Fontaine du Soleil (The Sun Fountain)

This saucy statue once caused outrage among locals. 


In 1956, the French sculptor Alfred Janniot created a statue of the Greek god Apollo. The 23-foot-tall stone figure was surrounded by five bronze statues representing Earth, Mars, Venus, Mercury, and Saturn. 

The unveiling of the unique center sculpture caused an outcry among locals. Firstly, Apollo had four statues of horses on his head. The makeshift crown was an ode to his mythological task of carrying the sun across the sky each day via chariot. This headpiece earned the statue the nickname “the four horsepower statue,” in reference to a nickname for the Renault 4CV, a popular car at the time of unveiling.

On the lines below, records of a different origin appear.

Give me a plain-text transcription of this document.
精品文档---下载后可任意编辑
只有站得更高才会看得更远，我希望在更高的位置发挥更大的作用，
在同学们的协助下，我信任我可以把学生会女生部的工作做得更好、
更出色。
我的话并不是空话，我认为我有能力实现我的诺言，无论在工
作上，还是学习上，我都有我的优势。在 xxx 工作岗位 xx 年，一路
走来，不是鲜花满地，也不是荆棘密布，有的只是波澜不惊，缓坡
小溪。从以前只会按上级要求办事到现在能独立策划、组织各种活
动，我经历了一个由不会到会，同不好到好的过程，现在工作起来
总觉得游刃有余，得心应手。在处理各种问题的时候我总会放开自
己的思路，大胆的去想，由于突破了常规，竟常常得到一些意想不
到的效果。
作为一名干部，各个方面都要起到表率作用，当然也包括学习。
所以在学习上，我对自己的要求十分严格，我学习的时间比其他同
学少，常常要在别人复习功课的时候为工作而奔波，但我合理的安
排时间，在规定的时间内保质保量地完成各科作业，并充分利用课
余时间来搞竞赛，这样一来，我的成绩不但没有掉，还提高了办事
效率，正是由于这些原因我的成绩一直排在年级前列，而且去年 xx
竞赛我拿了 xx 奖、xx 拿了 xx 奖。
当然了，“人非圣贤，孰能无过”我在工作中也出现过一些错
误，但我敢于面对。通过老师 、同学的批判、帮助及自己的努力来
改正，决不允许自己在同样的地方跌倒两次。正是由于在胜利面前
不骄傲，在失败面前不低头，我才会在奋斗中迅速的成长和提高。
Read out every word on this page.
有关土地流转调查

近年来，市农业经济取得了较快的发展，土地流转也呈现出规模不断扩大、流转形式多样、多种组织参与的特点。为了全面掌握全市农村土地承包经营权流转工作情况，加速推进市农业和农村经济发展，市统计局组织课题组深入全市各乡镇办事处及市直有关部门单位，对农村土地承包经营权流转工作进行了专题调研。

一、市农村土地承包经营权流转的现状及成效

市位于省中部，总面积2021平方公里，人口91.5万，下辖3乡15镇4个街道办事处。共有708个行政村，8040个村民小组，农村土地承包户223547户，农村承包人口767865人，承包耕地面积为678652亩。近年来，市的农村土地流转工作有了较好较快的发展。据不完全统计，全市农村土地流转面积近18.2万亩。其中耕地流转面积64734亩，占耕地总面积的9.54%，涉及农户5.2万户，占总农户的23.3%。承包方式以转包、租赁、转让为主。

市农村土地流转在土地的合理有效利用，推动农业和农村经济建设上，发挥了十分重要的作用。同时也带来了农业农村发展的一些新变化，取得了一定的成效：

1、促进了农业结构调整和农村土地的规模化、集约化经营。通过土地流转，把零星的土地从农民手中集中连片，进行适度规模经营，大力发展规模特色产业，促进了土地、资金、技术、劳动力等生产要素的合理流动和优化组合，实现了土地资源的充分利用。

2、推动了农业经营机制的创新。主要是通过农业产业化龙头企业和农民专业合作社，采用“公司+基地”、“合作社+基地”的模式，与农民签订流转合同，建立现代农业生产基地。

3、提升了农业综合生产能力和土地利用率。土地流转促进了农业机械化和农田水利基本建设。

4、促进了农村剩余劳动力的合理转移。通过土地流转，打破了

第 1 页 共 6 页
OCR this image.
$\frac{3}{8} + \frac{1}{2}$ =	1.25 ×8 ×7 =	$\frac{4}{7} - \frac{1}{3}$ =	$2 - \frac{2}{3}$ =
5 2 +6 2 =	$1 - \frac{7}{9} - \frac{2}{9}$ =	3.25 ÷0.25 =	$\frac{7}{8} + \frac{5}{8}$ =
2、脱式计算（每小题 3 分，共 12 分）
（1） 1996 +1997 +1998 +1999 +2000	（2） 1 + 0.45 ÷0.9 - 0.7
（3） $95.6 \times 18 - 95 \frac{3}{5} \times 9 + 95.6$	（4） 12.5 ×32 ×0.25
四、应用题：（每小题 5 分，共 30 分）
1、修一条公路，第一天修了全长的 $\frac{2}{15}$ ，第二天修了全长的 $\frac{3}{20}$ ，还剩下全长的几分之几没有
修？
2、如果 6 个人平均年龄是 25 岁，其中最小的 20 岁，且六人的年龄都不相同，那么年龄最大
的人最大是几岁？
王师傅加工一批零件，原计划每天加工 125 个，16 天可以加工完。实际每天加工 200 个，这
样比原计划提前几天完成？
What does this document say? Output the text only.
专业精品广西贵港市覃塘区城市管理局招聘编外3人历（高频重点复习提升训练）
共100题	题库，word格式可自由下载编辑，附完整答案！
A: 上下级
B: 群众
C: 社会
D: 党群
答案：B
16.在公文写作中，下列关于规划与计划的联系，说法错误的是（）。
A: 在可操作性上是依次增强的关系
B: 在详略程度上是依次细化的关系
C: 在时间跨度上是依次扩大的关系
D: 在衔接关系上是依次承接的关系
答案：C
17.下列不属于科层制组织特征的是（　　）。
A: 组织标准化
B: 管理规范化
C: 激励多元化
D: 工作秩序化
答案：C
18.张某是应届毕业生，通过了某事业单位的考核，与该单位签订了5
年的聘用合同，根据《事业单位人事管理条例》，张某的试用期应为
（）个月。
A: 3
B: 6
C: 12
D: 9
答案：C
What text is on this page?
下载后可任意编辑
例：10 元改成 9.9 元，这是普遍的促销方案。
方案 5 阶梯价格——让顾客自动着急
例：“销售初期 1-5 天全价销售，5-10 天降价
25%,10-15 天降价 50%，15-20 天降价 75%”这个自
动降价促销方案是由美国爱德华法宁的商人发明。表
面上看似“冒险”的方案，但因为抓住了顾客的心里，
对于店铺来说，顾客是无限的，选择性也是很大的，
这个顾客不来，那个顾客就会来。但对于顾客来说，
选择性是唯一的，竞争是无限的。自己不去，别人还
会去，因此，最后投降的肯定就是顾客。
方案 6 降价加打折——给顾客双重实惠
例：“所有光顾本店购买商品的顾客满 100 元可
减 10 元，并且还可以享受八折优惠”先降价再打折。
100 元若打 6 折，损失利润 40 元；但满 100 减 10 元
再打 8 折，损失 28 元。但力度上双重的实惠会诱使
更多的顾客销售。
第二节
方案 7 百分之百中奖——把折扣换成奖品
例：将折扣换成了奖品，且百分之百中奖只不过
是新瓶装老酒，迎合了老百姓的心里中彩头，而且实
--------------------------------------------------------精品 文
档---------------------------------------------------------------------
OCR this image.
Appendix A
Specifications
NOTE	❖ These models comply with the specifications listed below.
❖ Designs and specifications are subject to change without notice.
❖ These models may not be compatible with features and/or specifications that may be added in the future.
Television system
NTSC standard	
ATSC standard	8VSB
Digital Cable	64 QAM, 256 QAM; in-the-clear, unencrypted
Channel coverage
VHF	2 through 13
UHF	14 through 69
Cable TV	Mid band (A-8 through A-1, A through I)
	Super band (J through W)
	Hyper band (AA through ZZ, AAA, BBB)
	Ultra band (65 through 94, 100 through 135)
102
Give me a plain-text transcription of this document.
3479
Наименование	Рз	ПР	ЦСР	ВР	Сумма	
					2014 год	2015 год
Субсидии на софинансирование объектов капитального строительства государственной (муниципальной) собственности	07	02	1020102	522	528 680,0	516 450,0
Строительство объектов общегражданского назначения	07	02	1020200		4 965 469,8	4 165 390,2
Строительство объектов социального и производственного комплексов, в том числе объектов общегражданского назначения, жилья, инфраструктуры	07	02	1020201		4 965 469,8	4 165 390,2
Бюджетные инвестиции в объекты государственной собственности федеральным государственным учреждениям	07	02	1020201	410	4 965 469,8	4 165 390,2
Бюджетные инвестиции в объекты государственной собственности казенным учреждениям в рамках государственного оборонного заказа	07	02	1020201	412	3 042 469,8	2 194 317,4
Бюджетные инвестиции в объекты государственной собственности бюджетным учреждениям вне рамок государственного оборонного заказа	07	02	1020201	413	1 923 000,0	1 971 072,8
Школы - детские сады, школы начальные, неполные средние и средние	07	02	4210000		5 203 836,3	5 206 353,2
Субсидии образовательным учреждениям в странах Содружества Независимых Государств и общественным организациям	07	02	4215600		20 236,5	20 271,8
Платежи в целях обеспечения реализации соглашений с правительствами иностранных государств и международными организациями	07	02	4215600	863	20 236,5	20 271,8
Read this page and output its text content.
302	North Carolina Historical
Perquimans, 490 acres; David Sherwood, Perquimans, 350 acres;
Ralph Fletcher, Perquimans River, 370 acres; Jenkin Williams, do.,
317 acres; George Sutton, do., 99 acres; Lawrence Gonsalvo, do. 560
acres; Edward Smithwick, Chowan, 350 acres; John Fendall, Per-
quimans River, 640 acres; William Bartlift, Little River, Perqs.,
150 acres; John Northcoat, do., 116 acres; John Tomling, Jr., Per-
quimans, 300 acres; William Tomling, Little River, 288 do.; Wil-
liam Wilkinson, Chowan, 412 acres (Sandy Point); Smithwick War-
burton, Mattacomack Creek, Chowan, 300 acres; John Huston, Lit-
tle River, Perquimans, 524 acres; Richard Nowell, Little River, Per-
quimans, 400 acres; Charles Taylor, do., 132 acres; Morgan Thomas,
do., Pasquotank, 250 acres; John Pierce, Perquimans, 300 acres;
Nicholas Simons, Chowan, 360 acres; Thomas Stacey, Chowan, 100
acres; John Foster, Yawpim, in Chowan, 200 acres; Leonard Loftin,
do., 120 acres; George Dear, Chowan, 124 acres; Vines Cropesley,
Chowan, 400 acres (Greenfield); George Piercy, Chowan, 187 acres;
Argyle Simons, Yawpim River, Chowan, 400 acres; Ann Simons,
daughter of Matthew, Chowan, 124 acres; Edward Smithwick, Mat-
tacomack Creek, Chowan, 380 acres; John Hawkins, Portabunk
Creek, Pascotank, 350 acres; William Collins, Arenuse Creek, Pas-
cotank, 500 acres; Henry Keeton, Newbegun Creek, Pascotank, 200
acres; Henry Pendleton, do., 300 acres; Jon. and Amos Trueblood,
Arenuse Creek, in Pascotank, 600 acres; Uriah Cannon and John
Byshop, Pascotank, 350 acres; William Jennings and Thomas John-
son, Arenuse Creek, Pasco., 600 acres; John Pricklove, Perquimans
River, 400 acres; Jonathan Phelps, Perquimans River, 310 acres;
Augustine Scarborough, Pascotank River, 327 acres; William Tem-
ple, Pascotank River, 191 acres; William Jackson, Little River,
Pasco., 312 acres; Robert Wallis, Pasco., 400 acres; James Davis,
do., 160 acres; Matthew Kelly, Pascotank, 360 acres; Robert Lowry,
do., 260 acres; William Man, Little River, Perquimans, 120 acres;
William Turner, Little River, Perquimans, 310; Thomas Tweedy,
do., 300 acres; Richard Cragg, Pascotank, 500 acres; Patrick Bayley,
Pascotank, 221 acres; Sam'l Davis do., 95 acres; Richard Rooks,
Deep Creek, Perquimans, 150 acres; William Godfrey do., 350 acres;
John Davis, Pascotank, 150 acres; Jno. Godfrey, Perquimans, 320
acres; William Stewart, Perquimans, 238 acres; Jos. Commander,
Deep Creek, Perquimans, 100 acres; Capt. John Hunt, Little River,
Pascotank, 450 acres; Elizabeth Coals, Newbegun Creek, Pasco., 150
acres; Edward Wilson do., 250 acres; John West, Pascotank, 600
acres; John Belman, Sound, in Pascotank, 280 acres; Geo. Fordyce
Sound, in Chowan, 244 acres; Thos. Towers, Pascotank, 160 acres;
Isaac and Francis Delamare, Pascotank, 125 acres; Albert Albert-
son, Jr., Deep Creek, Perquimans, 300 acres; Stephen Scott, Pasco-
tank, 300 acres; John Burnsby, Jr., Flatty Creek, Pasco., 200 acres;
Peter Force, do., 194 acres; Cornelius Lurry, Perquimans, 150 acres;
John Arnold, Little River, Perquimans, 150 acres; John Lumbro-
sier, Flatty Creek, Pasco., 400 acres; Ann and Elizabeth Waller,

It also didn’t help that the Apollo sculpture was created completely naked, and according to some disgruntled spectators, too well endowed. Despite Janniot taking a chisel to his controversial creation, the statue was still deemed obscene. It was removed in the 1970s, and relegated to a new location behind the Charles Erhmann Stadium.

On July 20, 2011, Apollo found his new place in the center of a large pool, surrounded by his five bronze figures as part of the Fontaine du Soleil at the edge of Place Masséna, where he remains today.